Discriminatory practices continue to deny persons with disabilities, as well as workers who become disabled, access to work. Two-thirds of the unemployed respondents with disabilities said they would like to work but could not find jobs.
An estimated 386 million of the world's working-age people have some kind of disability, says the International Labor Organization (ILO). Unemployment among the persons with disabilities is as high as 80 per cent in some countries. Of the some 70 million persons with disabilities in India, only about 100,000 have succeeded in obtaining employment in industry.
A 2004 United States survey found that only 35 per cent of working-age persons with disabilities are in fact working, compared to 78 per cent of those without disabilities. One third of the employers surveyed said that persons with disabilities cannot effectively perform the required job tasks. The second most common reason given for not hiring persons with disabilities was the fear of costly special facilities.

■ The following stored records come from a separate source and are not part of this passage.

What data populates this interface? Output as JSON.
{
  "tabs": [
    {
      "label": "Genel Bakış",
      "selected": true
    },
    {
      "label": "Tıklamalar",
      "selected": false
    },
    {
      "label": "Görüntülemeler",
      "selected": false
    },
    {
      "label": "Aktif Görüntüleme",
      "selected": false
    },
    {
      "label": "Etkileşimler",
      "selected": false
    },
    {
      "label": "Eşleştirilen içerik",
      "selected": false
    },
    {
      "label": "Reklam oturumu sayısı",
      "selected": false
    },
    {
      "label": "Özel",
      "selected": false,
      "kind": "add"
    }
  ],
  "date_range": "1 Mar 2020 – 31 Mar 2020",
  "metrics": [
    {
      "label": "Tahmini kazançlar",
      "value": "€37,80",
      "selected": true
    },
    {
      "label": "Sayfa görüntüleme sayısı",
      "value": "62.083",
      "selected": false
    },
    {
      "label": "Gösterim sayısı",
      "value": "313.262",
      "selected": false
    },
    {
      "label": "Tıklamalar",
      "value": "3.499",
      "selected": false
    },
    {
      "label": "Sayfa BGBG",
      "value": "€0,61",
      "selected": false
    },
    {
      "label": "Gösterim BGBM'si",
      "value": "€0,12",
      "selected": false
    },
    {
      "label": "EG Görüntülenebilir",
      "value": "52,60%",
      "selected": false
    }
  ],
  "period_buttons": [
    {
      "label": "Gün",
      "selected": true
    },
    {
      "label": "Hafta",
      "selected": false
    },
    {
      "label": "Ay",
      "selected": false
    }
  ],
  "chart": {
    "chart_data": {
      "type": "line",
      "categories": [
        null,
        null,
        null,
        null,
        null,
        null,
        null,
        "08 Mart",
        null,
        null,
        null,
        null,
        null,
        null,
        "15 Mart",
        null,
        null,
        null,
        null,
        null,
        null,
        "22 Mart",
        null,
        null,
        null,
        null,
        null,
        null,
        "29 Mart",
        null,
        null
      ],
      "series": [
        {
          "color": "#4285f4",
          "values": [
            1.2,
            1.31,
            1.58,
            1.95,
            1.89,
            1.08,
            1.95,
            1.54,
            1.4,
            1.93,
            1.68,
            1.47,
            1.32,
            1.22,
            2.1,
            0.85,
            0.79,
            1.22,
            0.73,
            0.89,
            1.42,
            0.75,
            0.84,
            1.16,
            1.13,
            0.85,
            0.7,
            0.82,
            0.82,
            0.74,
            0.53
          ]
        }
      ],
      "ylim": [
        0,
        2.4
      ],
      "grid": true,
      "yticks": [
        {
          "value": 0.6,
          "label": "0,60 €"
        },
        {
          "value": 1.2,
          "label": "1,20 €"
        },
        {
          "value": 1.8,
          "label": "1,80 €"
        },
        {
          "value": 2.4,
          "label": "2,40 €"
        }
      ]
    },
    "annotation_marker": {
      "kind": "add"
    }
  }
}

Unions are becoming involved in the return to work through the direct provision of services, and through disability management programs in the workplace, the ILO says. The ILO study also finds that private insurance providers are introducing more flexible arrangements so that workers who become disabled and who attempt a gradual transition to work do not lose their benefits. Companies are looking for ways to reduce costs by introducing disability management programs in the workplace. Thousands of persons with disabilities have been successful as small business owners, according to the U.S. Department of Labor.
45 countries have anti-discrimination and other disability-specific laws. Recent changes in national laws to promote the employment of disabled persons have often not been adequate to assist individuals with new types of impairments. This is particularly true for those workers suffering from the "new" occupational diseases, for example those related to stress and repetitive strain injury, and for those who have invisible disabilities, such as mental illness and chronic pain, that do not fall within the scope of legal definitions in some countries.